Marie Selby Botanical Gardens - Living Energy Access Facility (LEAF)

This project was Phase One of Marie Selby Garden’s three-phase master plan. It consisted of a new, four-story parking garage, complete with a garden to plate restaurant on the first floor and a 50,000 SF solar array on the fourth floor. The garage is also encompassed by vines, reaching from the ground floor growing up stainless steel cables to the fourth floor. It houses approximately 450 parking spots, including several electric vehicle charging stations. The garage, also known as the LEAF, which stands for ‘Living Energy Access Facility’, also houses a new gift and plant shop on the first floor. The building is constructed of post tensioned concrete and was constructed on shallow foundations and stone columns.

Phase One also consisted of the construction of the Plant Research Center, a two-story building which provides several functions for Selby Gardens. The building houses an Herbarium and Molecular lab, a new library with a rare books section, welcome theater, offices, facilities shops, staff lounges and conference rooms. This building is constructed on shallow foundations, concrete slabs, CMU walls and structural steel structure.

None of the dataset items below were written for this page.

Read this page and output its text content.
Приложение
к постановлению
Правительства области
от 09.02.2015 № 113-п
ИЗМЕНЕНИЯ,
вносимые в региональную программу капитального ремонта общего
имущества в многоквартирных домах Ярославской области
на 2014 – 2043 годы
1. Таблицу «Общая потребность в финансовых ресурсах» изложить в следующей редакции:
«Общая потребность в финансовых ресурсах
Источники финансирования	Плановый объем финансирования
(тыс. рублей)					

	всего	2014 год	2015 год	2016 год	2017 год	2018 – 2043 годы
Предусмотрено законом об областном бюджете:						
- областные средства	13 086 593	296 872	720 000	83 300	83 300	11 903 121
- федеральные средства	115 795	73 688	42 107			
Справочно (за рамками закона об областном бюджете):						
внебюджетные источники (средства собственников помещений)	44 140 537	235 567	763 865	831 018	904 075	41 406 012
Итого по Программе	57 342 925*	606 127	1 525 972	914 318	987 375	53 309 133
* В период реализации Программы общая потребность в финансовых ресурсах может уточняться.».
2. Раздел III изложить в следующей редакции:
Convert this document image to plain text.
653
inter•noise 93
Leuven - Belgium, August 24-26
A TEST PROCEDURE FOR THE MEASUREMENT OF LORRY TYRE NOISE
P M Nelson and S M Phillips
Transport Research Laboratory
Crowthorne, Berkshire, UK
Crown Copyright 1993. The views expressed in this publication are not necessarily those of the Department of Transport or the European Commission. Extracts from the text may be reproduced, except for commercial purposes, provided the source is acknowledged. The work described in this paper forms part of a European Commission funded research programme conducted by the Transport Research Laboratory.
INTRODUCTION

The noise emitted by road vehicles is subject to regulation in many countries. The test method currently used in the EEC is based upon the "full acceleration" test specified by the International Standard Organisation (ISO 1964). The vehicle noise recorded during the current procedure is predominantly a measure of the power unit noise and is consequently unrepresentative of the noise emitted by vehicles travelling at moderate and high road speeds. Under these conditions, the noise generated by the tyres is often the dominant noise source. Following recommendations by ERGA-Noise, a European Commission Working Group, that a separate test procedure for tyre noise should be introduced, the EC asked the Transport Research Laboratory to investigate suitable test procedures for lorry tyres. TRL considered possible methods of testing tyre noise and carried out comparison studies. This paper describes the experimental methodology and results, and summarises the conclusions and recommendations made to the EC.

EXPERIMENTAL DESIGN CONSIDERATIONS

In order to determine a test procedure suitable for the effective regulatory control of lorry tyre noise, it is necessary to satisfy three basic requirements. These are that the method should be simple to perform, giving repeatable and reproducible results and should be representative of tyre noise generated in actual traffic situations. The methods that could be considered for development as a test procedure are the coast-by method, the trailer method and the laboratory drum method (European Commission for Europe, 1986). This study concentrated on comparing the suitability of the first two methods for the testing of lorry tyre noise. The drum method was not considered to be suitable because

The new Welcome Center is the center point of Phase One and consists of two standalone buildings, one for Ticketing operations for Selby, along with a Gallery Exhibit building. Both buildings are underneath a large open-air structure, built to look like trees. The structure is actually constructed from structural steel and a standing-seam metal roof.

A new 140,000-gallon stormwater vault is buried underneath the south side of the property and captures all stormwater runoff from the Phase One site, cleans it, and releases it back into Hudson Bayou. The site also features a 47,785-gallon lily pond with waterfall features. The entire project was designed around an 80′ Bunya Bunya tree, which is a state champion tree, and located just outside the new restaurant.

Phase One also included roadway improvements to Orange Ave and US 41/Mound Streets, including new turn lanes, new lighting and signalization, and the addition of a 12′ wide MURT (Multi Use Recreational Trail) along Orange and Mound.